On September 7, the Canadian government told Iran’s ambassadors in Ottawa they had five days to leave the country. The closure was a surprise since it didn’t occur on the heels of any triggering event by the Islamic Republic of Iran. John Baird, Canada’s highest ranking foreign minister, said the ending of diplomatic ties happened because Iran constitutes “the most significant threat to global peace and security in the world today.” Baird went on to site Iran’s support for terrorist groups like Hamas in Gaza and Hezbollah in Lebanon, as well as Bashar Assad’s mortifying regime in Syria.
Most newspaper pundits claim Iran’s historical intransigence is the basis for the decision to pull out, but offer no reason for why Iranian diplomats were asked to leave at this particular moment in time.
I approached a friend who happens to be a professor of Middle East politics at York University, Sabah Al-Nasseri, for more insight into the situation currently unfolding. He explained the most overlooked factor in all of this is the wife of Canadian Defence Minister Peter MacKay, Iranian-Canadian Nazanin Afshin-Jam.
As both founder of the federal Conservative Party and responsible for a highly important cabinet post, MacKay has significant influence within the government. His wife is a well-known model, singer and human rights activist.
When I spoke with Prof. Al-Nasseri, he suggested that because Afshin-Jam puts her head next to MacKay’s on the pillow every night, she has more access to this key figure than even the closest senior adviser. Since their wedding ceremony earlier this year, her influence has combined itself with MacKay’s clout within the government, offering a plausible explanation for the recent policy choice.
One should never underestimate the power of the wives of elected officials.
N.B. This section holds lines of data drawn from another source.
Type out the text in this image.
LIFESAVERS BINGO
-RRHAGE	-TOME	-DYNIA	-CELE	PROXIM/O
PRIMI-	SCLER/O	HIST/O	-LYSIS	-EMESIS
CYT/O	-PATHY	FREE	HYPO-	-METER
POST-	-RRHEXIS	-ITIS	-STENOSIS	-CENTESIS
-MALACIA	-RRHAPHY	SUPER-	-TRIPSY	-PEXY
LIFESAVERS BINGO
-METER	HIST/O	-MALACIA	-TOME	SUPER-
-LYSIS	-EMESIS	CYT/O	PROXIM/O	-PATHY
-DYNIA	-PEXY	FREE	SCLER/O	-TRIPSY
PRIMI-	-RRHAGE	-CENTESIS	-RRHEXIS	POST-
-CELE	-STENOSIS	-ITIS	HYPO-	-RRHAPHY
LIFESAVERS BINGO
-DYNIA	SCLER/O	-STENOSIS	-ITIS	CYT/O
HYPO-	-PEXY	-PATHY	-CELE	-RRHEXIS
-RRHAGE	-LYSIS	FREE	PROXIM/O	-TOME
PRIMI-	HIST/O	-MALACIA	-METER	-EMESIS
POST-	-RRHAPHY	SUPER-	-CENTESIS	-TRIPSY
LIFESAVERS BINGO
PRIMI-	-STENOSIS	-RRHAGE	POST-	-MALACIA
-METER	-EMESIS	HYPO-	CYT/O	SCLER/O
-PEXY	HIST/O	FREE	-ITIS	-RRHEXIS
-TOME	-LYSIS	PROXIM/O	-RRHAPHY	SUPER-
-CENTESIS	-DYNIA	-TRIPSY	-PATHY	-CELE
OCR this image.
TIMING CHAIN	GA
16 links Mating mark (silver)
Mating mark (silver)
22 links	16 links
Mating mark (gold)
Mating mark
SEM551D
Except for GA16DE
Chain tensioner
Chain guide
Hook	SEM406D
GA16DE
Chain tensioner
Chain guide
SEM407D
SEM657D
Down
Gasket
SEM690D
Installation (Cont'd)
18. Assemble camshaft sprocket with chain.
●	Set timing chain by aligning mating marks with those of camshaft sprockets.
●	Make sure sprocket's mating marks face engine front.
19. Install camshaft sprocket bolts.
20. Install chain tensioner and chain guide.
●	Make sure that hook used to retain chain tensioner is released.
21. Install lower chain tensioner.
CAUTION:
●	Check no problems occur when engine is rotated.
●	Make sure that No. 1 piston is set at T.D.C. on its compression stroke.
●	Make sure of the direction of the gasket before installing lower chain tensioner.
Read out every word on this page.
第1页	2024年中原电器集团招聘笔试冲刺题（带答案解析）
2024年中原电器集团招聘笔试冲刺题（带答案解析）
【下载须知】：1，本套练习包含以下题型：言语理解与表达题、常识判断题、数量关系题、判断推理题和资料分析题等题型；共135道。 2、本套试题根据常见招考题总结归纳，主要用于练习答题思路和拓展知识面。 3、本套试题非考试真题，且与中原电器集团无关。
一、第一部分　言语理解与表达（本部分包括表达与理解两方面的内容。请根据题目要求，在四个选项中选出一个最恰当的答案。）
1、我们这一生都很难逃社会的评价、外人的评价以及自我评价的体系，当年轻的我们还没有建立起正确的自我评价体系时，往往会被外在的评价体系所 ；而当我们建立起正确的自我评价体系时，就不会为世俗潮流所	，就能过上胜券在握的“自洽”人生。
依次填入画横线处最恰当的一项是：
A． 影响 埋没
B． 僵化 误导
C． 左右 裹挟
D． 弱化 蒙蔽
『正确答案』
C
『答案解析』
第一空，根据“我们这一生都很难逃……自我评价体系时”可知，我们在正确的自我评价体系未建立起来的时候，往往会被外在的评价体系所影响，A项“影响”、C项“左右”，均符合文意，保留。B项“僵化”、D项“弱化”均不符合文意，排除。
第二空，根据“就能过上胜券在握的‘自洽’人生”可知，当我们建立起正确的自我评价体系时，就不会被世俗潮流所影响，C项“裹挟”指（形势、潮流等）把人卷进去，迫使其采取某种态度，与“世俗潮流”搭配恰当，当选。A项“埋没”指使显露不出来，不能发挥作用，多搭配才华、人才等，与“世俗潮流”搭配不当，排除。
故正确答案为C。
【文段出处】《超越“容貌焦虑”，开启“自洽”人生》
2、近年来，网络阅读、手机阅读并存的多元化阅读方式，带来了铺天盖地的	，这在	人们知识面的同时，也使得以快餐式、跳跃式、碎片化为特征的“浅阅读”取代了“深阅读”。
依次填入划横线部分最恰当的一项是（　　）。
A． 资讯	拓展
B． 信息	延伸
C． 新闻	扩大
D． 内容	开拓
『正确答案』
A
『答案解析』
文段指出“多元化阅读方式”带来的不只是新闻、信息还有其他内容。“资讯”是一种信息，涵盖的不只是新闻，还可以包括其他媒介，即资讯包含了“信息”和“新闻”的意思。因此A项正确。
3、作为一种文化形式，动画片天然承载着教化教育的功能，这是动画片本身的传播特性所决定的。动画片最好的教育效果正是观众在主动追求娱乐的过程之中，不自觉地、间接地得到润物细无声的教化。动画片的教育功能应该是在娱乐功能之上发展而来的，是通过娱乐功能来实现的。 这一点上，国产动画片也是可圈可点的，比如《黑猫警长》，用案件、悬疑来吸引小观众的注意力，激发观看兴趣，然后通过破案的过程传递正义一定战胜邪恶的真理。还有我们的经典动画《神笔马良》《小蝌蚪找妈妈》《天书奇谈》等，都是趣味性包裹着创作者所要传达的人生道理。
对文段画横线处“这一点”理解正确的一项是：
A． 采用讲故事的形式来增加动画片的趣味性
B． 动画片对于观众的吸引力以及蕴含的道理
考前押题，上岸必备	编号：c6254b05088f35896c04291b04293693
The Canadian government’s inarticulate explanation of their policy shouldn’t play aid to the interpretation that Iran is a hapless victim here. Not only did the current Iranian government rig the 2009 election to ensure their continued dominance but they have openly murdered Iranian-Canadian citizens, committed homicidal aggressions against their so-called enemies in countries where they had good diplomatic relations and continue to flirt with nuclear weaponry. The popular protests in Iran in 2009 were a catalytic event in the Arab Spring.
Consider the sinuous pattern of aggression against neighbours exhibited by the unelected leadership of the Islamic Republic.
1979. When the Islamic Republic was established, dozens of U.S. diplomats were held hostage, a flagrant violation of many international accords, treaties, and codes of international behaviour. Canada and the U.S. entered into a joint covert operation to rescue the hostages, which is the basis for Ben Affleck’s new movie, Argo.
1989. The Iranian government openly suborned the murder of Kashmiri-English author Salman Rushdie and his associates for publishing the Satanic Verses on Valentine’s Day in 1989. (It’s a very good and captivating book I might add) Rushdie went into hiding for nearly a decade. An edict ordained by the religious authorities in Iran, a Fatwa, meant in this case an open contract for murder, which claimed the lives of two of the book’s translators and 34 more in an uncontrollable spat of mob violence in Turkey. Rushdie has just published his memoir called Joseph Anton, which was his assumed identity based on the names of his favorite authors Joseph Conrad and Anton Chekov.
1992. In Berlin a group of exiled Kurdish-Iranians (a severely oppressed minority in the country) were eating at the Mykonos restaurant before attending a conference of the Socialist International. They were massacred by the gunfire of hired agents of a special ministry established inside the Iranian government to avenge those who opposed the rule of the nearly-dead Ayatollah. See Roya Hakakian’s Assassins in the Turquoise Palace.
2003. A Montreal-born photojournalist named Zahra Kazemi was taking pictures of an Iranian prison that held many participants in a student protest. She was taken into custody and three weeks later was said to have “died.” An exiled physician of the Iranian military claimed she was raped and beaten to death by Iranian officials.
2010. While visiting their sick mother in Iran, two Iranian-Canadian brothers were taken into police custody. One was sentenced to death for espionage and the other was killed in police custody.
2011. The Iranian government again suborned the murder of the Saudi Arabian ambassador to the U.S. by attempting to hire Mexicans to do the job. Although they failed, Saudi Arabia is still Iran’s chief competitor in the international oil market.
The regime in Iran is a confused and homicidal para-state of unelected religious figures in black robes. They arose to the apex of Iranian society by hijacking a popular, secular revolution in 1979. This “Supreme Council” then entrenched its power under a religious decree by the first Ayatollah, the velayat-e-faqih, the guardianship of the jurist. This admixture of unchallengeable religious dogmas and legal code has made Iran a state where an unelected group of men hold all Iranians in a childlike relationship of ward to parent. And we know we can’t bloody well elect our own parents.
In Iran, they run elections that are “neither free nor fair,” according to Farid Hekmat of the Human Rights and Democracy Library.
The UN currently has Iran under a strangulating set of economic sanctions that are designed to weaken the regime and help in its eventual overthrow by internal democratic forces.